Symport – co-transport in the same direction as sodium transport
Antiport – sodium travelling down concentration gradient will drive exchange of counter transport with another ion
How is glucose reabsorbed?
- Reabsorption occurs against its concentration gradient in co-transport with sodium out of tubular lumen > into the cell > transporters on the basal membrane > bloodstream.
- Relies on sodium being moved into the cells down its concentration gradient
- Glucose is freely filtered
- Normally almost all filtered glucose is reabsorbed in the proximal tubule
- However, there is a transport maximum (Tmax) that is reached when all sodium-glucose transporters are fully occupied and no more reabsorption can occur.
- This is when glucose is excreted in the urine, glucosurea.
- Glucosurea can occur transiently in pregnancy or in diabetes mellitis.
- When glucose is excreted it can lead to excessive water loss, leading to dehydration and excessive thirst. This is because osmolarity of the tubular fluid is increased and will automatically take water with it.

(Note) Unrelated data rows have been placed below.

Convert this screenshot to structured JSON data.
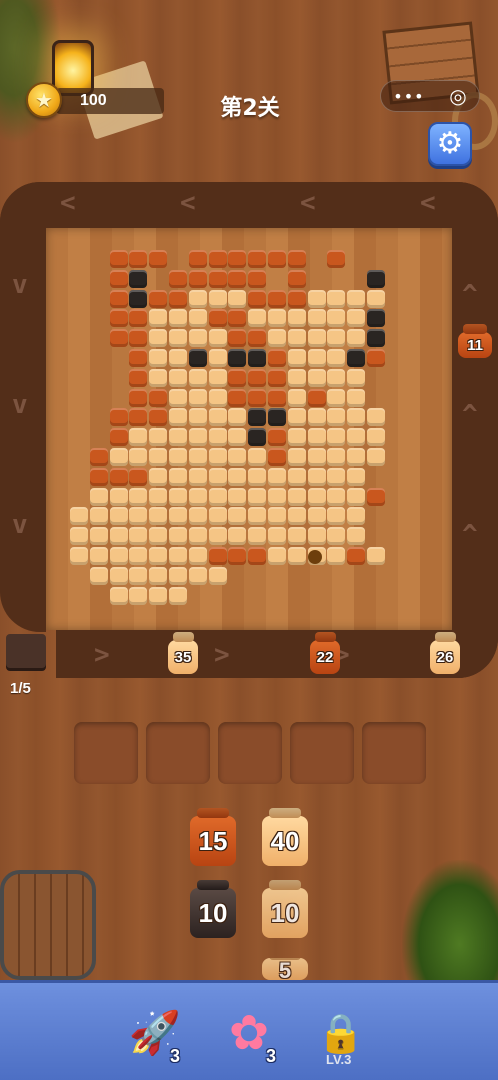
{
  "header": {
    "coins": "100",
    "level_title": "第2关",
    "capsule_dots": "•••",
    "capsule_target": "◎"
  },
  "track": {
    "side_jar": "11",
    "conveyor_jars": [
      "35",
      "22",
      "26"
    ],
    "stack_count": "1/5"
  },
  "slots": 5,
  "queue": {
    "column1": [
      "15",
      "10"
    ],
    "column2": [
      "40",
      "10",
      "5"
    ]
  },
  "toolbar": {
    "rocket_count": "3",
    "pinwheel_count": "3",
    "locked_label": "LV.3"
  },
  "colors": {
    "orange": "#c9571e",
    "light": "#f5c585",
    "dark": "#2a2522",
    "track": "#532e19",
    "bar": "#5a7dd1"
  },
  "icons": {
    "coin": "coin-icon",
    "gear": "gear-icon",
    "rocket": "rocket-icon",
    "pinwheel": "pinwheel-icon",
    "lock": "lock-icon"
  },
  "pixel_art": [
    "..ooo.oooooo.o..",
    "..od.ooooo.o...d",
    "..odoolllooollll",
    "..oollloolllllld",
    "..oolllloollllld",
    "...olldlddollldo",
    "...ollllooollll.",
    "...oolllooololl.",
    "..ooollllddlllll",
    "..olllllldolllll",
    ".ollllllllolllll",
    ".ooolllllllllll.",
    ".llllllllllllllo",
    "lllllllllllllll.",
    "lllllllllllllll.",
    "lllllllooollllol",
    ".lllllll..........",
    "..llll..........."
  ]
}
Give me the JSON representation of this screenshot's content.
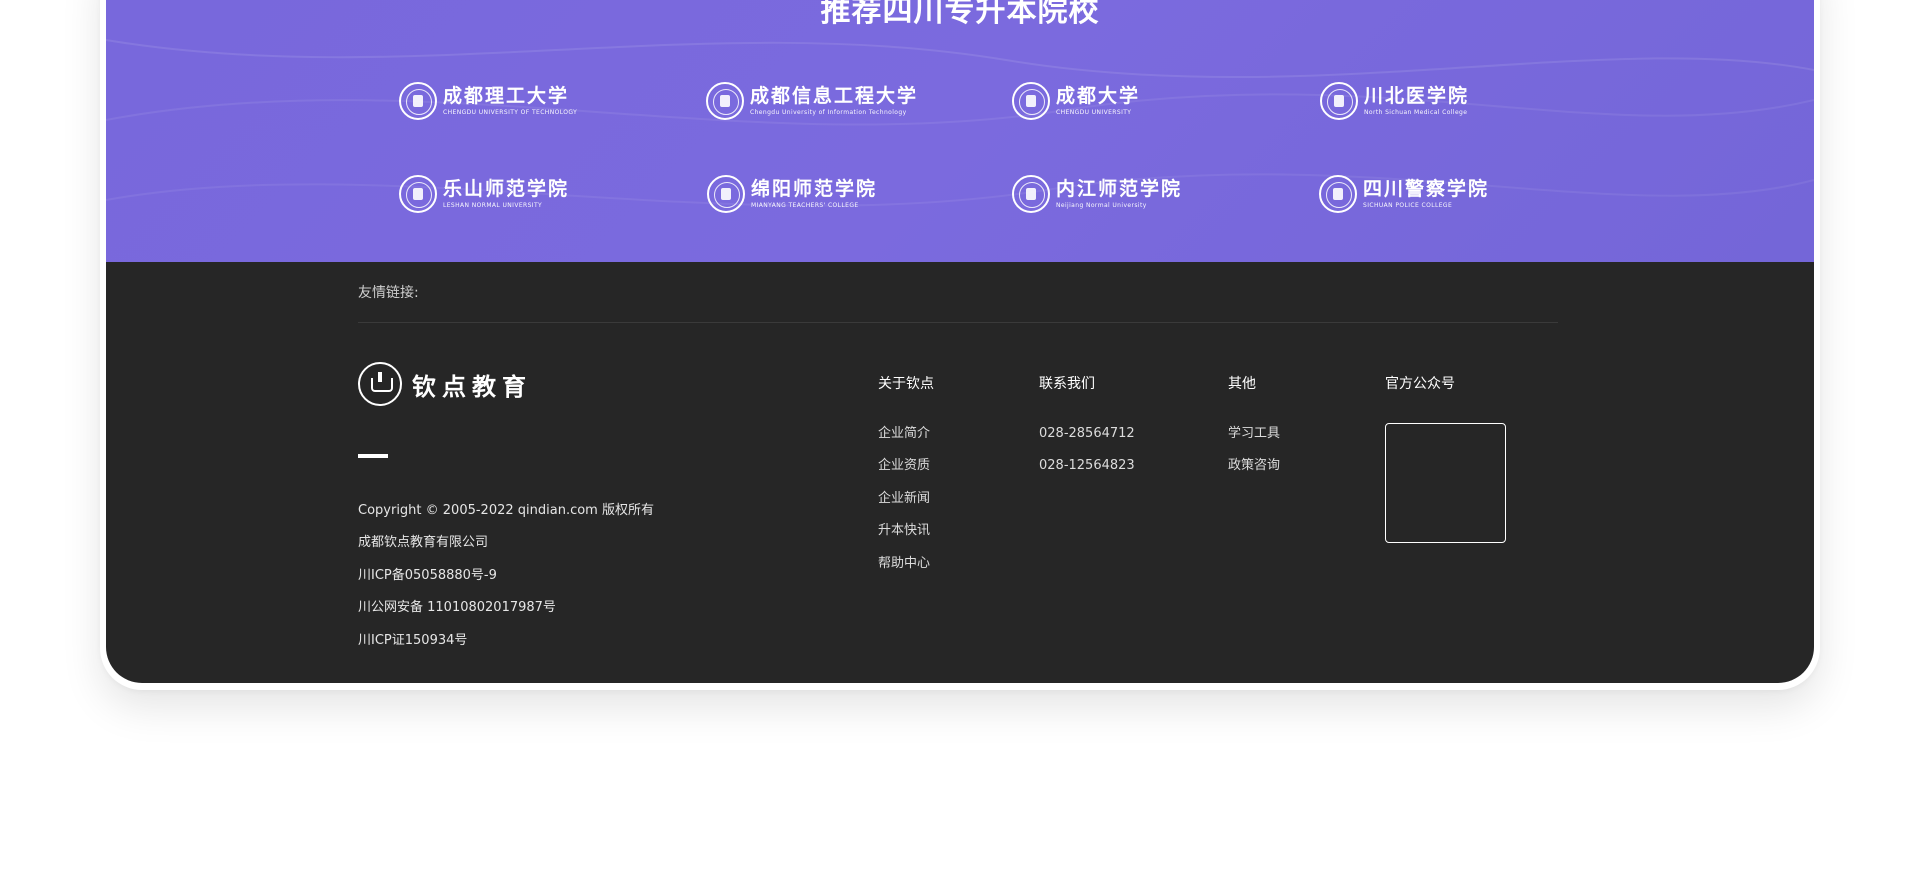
{
  "banner": {
    "title": "推荐四川专升本院校",
    "schools": [
      {
        "cn": "成都理工大学",
        "en": "CHENGDU UNIVERSITY OF TECHNOLOGY"
      },
      {
        "cn": "成都信息工程大学",
        "en": "Chengdu University of Information Technology"
      },
      {
        "cn": "成都大学",
        "en": "CHENGDU UNIVERSITY"
      },
      {
        "cn": "川北医学院",
        "en": "North Sichuan Medical College"
      },
      {
        "cn": "乐山师范学院",
        "en": "LESHAN NORMAL UNIVERSITY"
      },
      {
        "cn": "绵阳师范学院",
        "en": "MIANYANG TEACHERS' COLLEGE"
      },
      {
        "cn": "内江师范学院",
        "en": "Neijiang  Normal  University"
      },
      {
        "cn": "四川警察学院",
        "en": "SICHUAN POLICE COLLEGE"
      }
    ]
  },
  "footer": {
    "friend_links_label": "友情链接:",
    "brand_name": "钦点教育",
    "info": [
      "Copyright © 2005-2022 qindian.com 版权所有",
      "成都钦点教育有限公司",
      "川ICP备05058880号-9",
      "川公网安备 110108020179​87号",
      "川ICP证150934号"
    ],
    "columns": [
      {
        "title": "关于钦点",
        "items": [
          "企业简介",
          "企业资质",
          "企业新闻",
          "升本快讯",
          "帮助中心"
        ]
      },
      {
        "title": "联系我们",
        "items": [
          "028-28564712",
          "028-12564823"
        ]
      },
      {
        "title": "其他",
        "items": [
          "学习工具",
          "政策咨询"
        ]
      },
      {
        "title": "官方公众号",
        "items": []
      }
    ]
  }
}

How is chloride and bicarbonate reabsorbed?
- Chloride concentration in the tubule increases as sodium is reabsorbed
- Chloride reabsorption occurs via the transcellular or paracellular route, particularly paracellular in the later proximal tubule.
- Bicarbonate is reabsorbed from the proximal tubule, which is significant in pH control.
How is potassium reabsorbed?
Potassium is at a much lower concentration than many other ions in plasma and extracellular fluid. But potassium is reabsorbed in the proximal tubule, mostly passively via the paracellular route as the concentration increases due to the absorption of water.
How are peptides reabsorbed?
Peptides are removed from the tubule by endocytosis at the apical membrane and within the vesicles, they are broken down into amino acids. These amino acids are then reabsorbed back into the blood supply by co-transport with sodium on the basal membrane and then into the capillary.